Bennett did a little bit of everything in his town of 4,600, but golf was always there. He said his grandfather had a hunch when he was a toddler that he had a future in golf, and Bennett started getting college inquiries in the eighth grade.

Growing up in a small town adds another layer of difficulty. Bennett considers putting to be one of his weaknesses because the greens on the 9-hole course formerly called Oak Bridge were not smooth like he eventually saw at Traditions, and certainly not at the speed he will face at the TPC San Antonio.

He plays one week after Robert MacIntyre of Scotland motored past Dustin Johnson and into the weekend at the Dell Technologies Match Play.

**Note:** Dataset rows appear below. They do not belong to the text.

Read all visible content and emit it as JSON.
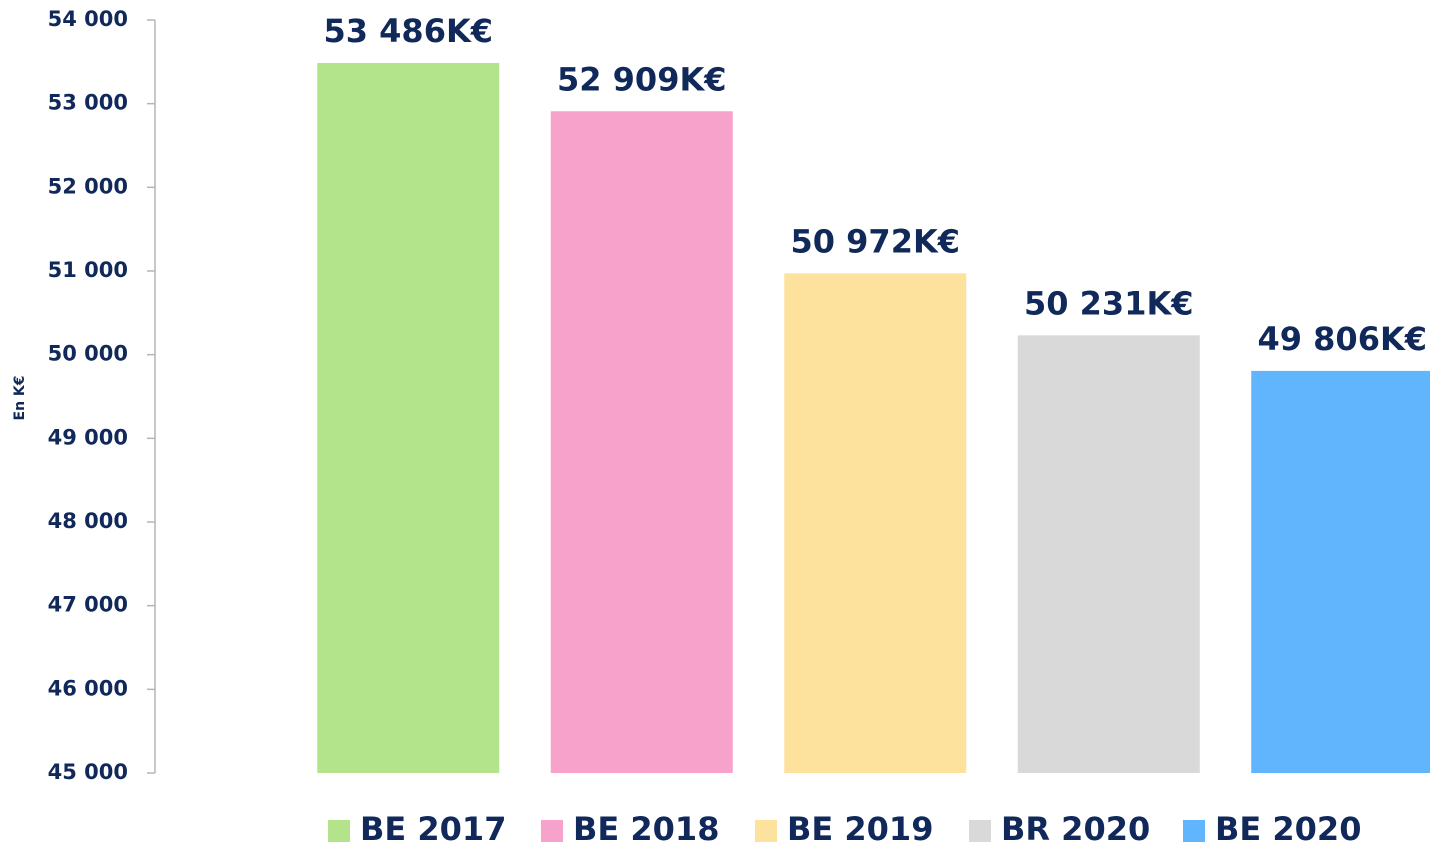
{
  "chart_data": {
    "type": "bar",
    "y_label": "En K€",
    "categories": [
      "BE 2017",
      "BE 2018",
      "BE 2019",
      "BR 2020",
      "BE 2020"
    ],
    "values": [
      53486,
      52909,
      50972,
      50231,
      49806
    ],
    "value_labels": [
      "53 486K€",
      "52 909K€",
      "50 972K€",
      "50 231K€",
      "49 806K€"
    ],
    "colors": [
      "#b3e38a",
      "#f6a2ca",
      "#fde29e",
      "#d9d9d9",
      "#61b5fc"
    ],
    "ylim": [
      45000,
      54000
    ],
    "yticks": [
      {
        "value": 45000,
        "label": "45 000"
      },
      {
        "value": 46000,
        "label": "46 000"
      },
      {
        "value": 47000,
        "label": "47 000"
      },
      {
        "value": 48000,
        "label": "48 000"
      },
      {
        "value": 49000,
        "label": "49 000"
      },
      {
        "value": 50000,
        "label": "50 000"
      },
      {
        "value": 51000,
        "label": "51 000"
      },
      {
        "value": 52000,
        "label": "52 000"
      },
      {
        "value": 53000,
        "label": "53 000"
      },
      {
        "value": 54000,
        "label": "54 000"
      }
    ],
    "grid": false,
    "legend": "bottom"
  }
}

MacIntyre, now No. 44 in the world, comes from the small coastal town of Oban about three hours north of Glasgow.

“There’s few folk from a smaller town than I’m from,” MacIntyre said a few weeks ago. “You’ve just got to dream. If you dream it and believe it, you can achieve it.”

It was always Bennett’s dream to play on the PGA Tour, even if only for a week.

It hasn’t been easy, and not just because of where he grew up. Life at home has been more challenging than he cares to let on, and Bennett says it contributed to other issues that led to bouts of depression. He said he has been seeing a psychologist at Texas A&M, which has helped, but the last eight months in particular have taken a toll.

Three weeks before he won the Cabo Collegiate, he posted on Twitter, “If y’all knew what goes on in my mind daily and yet still accomplishing the things I am y’all would be astonished.”

Three weeks before that, another tweet was just as telling: “Man I just wish I could have a conversation with my dad.”

The last few days have felt surreal, first in a Monday pro-am at the Texas Open, and even the simple routine of going to the range and hitting balls. All around him are players he only knows from television, and equipment trucks from major manufacturers supplying whatever he needs.

“I catch myself thinking, ‘Dude, like, you’re actually here. This is what you dreamed of doing your whole life,’” Bennett said. “I’m still soaking it in, honestly. It doesn’t feel real to me.”

His older brother, Marcus, will be his caddie. His mom will be in the gallery. His dad will be home, unaware that his son followed his advice and didn’t wait to do something.

“I was telling my mom I really wish there was a way Dad could make it out there, but there’s just no way,” Bennett said. “It would be kind of cool just to glance over and see my dad out there.”

Instead, he’ll have to settle for looking at his arm. On every shot.